Email & Eternity

My Composer’s Notes to

Email & Eternity, a full-length piece for solo erhu and solo pipa with a selected consort of master instrumentalists from the Singapore Chinese Orchestra.

(You can listen to the recording of the performance by clicking on the pic below:)


Waiting in airport lounges, pop music filters into your ear.

Your plane is cancelled because of a bomb threat. Entering a gift shop in Rome, you see a fat smiling golden Chinese Buddha. The shop assistant says to you: “Konichiwa!”

While sitting in a Singapore coffee shop you hear the news of the sacking of the antiquities museum in Baghdad.  You wake with a fever and you start getting seriously worried.
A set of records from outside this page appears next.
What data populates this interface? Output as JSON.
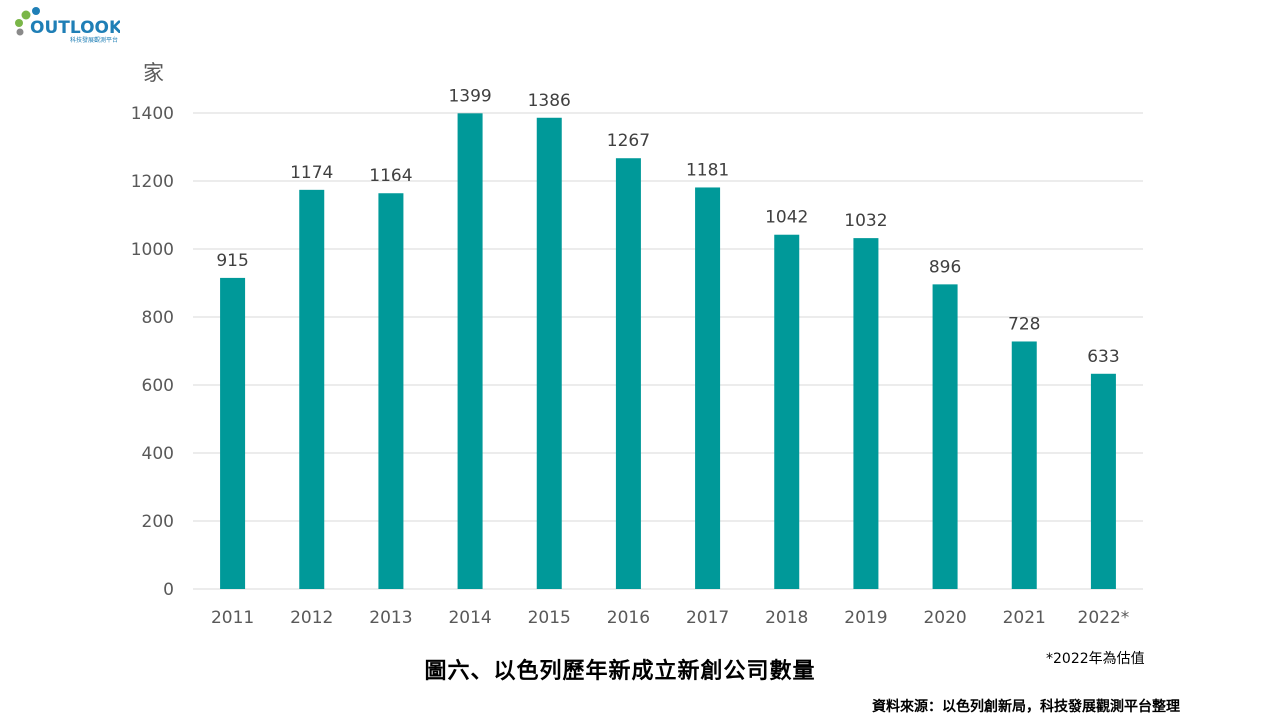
{
  "logo": {
    "text": "OUTLOOK",
    "subtext": "科技發展觀測平台",
    "colors": {
      "green": "#7ab648",
      "blue": "#1f7fb6",
      "gray": "#8a8a8a"
    }
  },
  "chart_data": {
    "type": "bar",
    "title": "圖六、以色列歷年新成立新創公司數量",
    "ylabel": "家",
    "xlabel": "",
    "categories": [
      "2011",
      "2012",
      "2013",
      "2014",
      "2015",
      "2016",
      "2017",
      "2018",
      "2019",
      "2020",
      "2021",
      "2022*"
    ],
    "values": [
      915,
      1174,
      1164,
      1399,
      1386,
      1267,
      1181,
      1042,
      1032,
      896,
      728,
      633
    ],
    "ylim": [
      0,
      1400
    ],
    "yticks": [
      0,
      200,
      400,
      600,
      800,
      1000,
      1200,
      1400
    ],
    "grid": true,
    "legend": "none",
    "bar_color": "#009999",
    "grid_color": "#d9d9d9"
  },
  "notes": {
    "estimate": "*2022年為估值",
    "source": "資料來源：以色列創新局，科技發展觀測平台整理"
  }
}
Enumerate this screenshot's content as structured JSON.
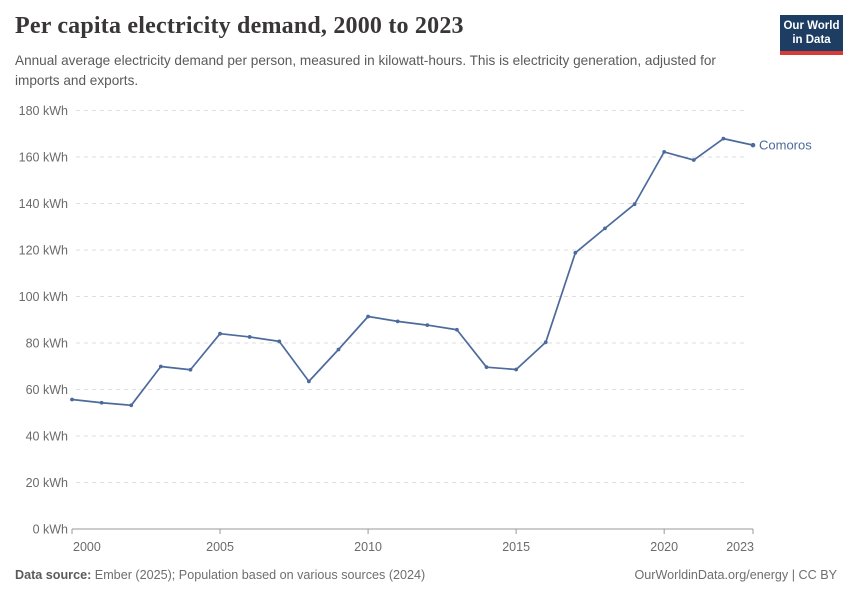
{
  "header": {
    "title": "Per capita electricity demand, 2000 to 2023",
    "subtitle": "Annual average electricity demand per person, measured in kilowatt-hours. This is electricity generation, adjusted for imports and exports."
  },
  "logo": {
    "line1": "Our World",
    "line2": "in Data"
  },
  "chart_data": {
    "type": "line",
    "title": "Per capita electricity demand, 2000 to 2023",
    "unit": "kWh",
    "x": [
      2000,
      2001,
      2002,
      2003,
      2004,
      2005,
      2006,
      2007,
      2008,
      2009,
      2010,
      2011,
      2012,
      2013,
      2014,
      2015,
      2016,
      2017,
      2018,
      2019,
      2020,
      2021,
      2022,
      2023
    ],
    "series": [
      {
        "name": "Comoros",
        "color": "#4c6a9c",
        "values": [
          55.7,
          54.3,
          53.2,
          69.9,
          68.5,
          84.0,
          82.6,
          80.7,
          63.5,
          77.2,
          91.4,
          89.3,
          87.7,
          85.7,
          69.6,
          68.6,
          80.3,
          118.8,
          129.3,
          139.7,
          162.2,
          158.7,
          167.9,
          165.1
        ]
      }
    ],
    "xlim": [
      2000,
      2023
    ],
    "ylim": [
      0,
      180
    ],
    "yticks": [
      {
        "value": 0,
        "label": "0 kWh"
      },
      {
        "value": 20,
        "label": "20 kWh"
      },
      {
        "value": 40,
        "label": "40 kWh"
      },
      {
        "value": 60,
        "label": "60 kWh"
      },
      {
        "value": 80,
        "label": "80 kWh"
      },
      {
        "value": 100,
        "label": "100 kWh"
      },
      {
        "value": 120,
        "label": "120 kWh"
      },
      {
        "value": 140,
        "label": "140 kWh"
      },
      {
        "value": 160,
        "label": "160 kWh"
      },
      {
        "value": 180,
        "label": "180 kWh"
      }
    ],
    "xticks": [
      {
        "value": 2000,
        "label": "2000"
      },
      {
        "value": 2005,
        "label": "2005"
      },
      {
        "value": 2010,
        "label": "2010"
      },
      {
        "value": 2015,
        "label": "2015"
      },
      {
        "value": 2020,
        "label": "2020"
      },
      {
        "value": 2023,
        "label": "2023"
      }
    ],
    "grid": "horizontal-dashed",
    "legend_position": "end-of-line"
  },
  "footer": {
    "source_label": "Data source:",
    "source_text": " Ember (2025); Population based on various sources (2024)",
    "credit": "OurWorldinData.org/energy | CC BY"
  },
  "colors": {
    "line": "#4c6a9c",
    "grid": "#dedede",
    "axis": "#999999",
    "tick_text": "#6b6b6b",
    "logo_bg": "#1d3d63",
    "logo_red": "#d93a35"
  }
}
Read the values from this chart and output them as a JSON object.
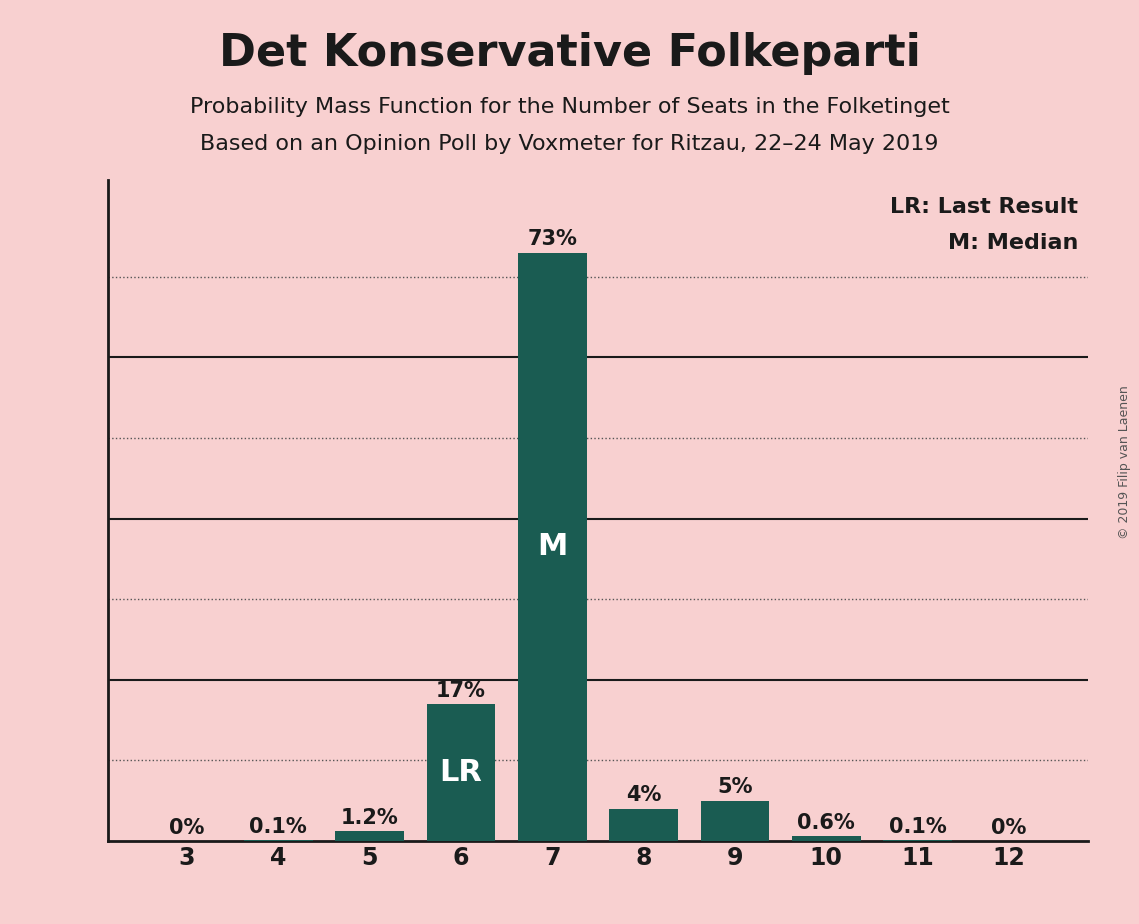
{
  "title": "Det Konservative Folkeparti",
  "subtitle1": "Probability Mass Function for the Number of Seats in the Folketinget",
  "subtitle2": "Based on an Opinion Poll by Voxmeter for Ritzau, 22–24 May 2019",
  "copyright": "© 2019 Filip van Laenen",
  "categories": [
    3,
    4,
    5,
    6,
    7,
    8,
    9,
    10,
    11,
    12
  ],
  "values": [
    0.0,
    0.1,
    1.2,
    17.0,
    73.0,
    4.0,
    5.0,
    0.6,
    0.1,
    0.0
  ],
  "labels": [
    "0%",
    "0.1%",
    "1.2%",
    "17%",
    "73%",
    "4%",
    "5%",
    "0.6%",
    "0.1%",
    "0%"
  ],
  "bar_color": "#1a5c52",
  "background_color": "#f8d0d0",
  "label_color_above": "#1a1a1a",
  "median_seat": 7,
  "lr_seat": 6,
  "median_label": "M",
  "lr_label": "LR",
  "legend_lr": "LR: Last Result",
  "legend_m": "M: Median",
  "solid_gridlines": [
    20,
    40,
    60
  ],
  "dotted_gridlines": [
    10,
    30,
    50,
    70
  ],
  "ytick_labels_pos": [
    20,
    40,
    60
  ],
  "ylim": [
    0,
    82
  ],
  "title_fontsize": 32,
  "subtitle_fontsize": 16,
  "label_fontsize": 15,
  "axis_fontsize": 17,
  "inside_label_fontsize": 22,
  "legend_fontsize": 16,
  "copyright_fontsize": 9,
  "grid_color": "#555555",
  "spine_color": "#1a1a1a"
}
Life’s moments merge into one long plea for sanity…..    

I write music for myself. The music I myself need to hear as I live in a world gone crazy.   I don’t believe I am so different from other people. It is, therefore, a constant hope that sharing my music fills other people’s deep needs and longings and inner spaces too. And that it is enjoyable.

<Email & Eternity> is like much of my other work in that it is an attempt to make sense of this world, fragmenting as it is and reforming into a new, unexpected mosaic. If the music at times seems both very ancient and very modern, overly simple or overly complex, it is a reflection as much of this 21st Century as it is of an artist often bewildered by the speed of change.

But an artist cannot divorce himself from the world around him. As he lives and laughs, as he tries and fails and succeeds so his life grows and, hopefully, finds enlightenment, glory, contentment and peace.

As he walks in the midst of his society, his friends and his enemies, his family and his demons, so he finds his voice and his destiny. Artists are always growing up.   So, this music.   Freely given –  though dug deep from the mines of my heart. This music, freely shared – though it is the pain and passion of the wonderful musicians that has paid the customs and tax so that we can listen to it. This music, freely listened to and heard. Remember, it is in our listening that eternity starts to emerge in the midst of the impermanence of our digital age.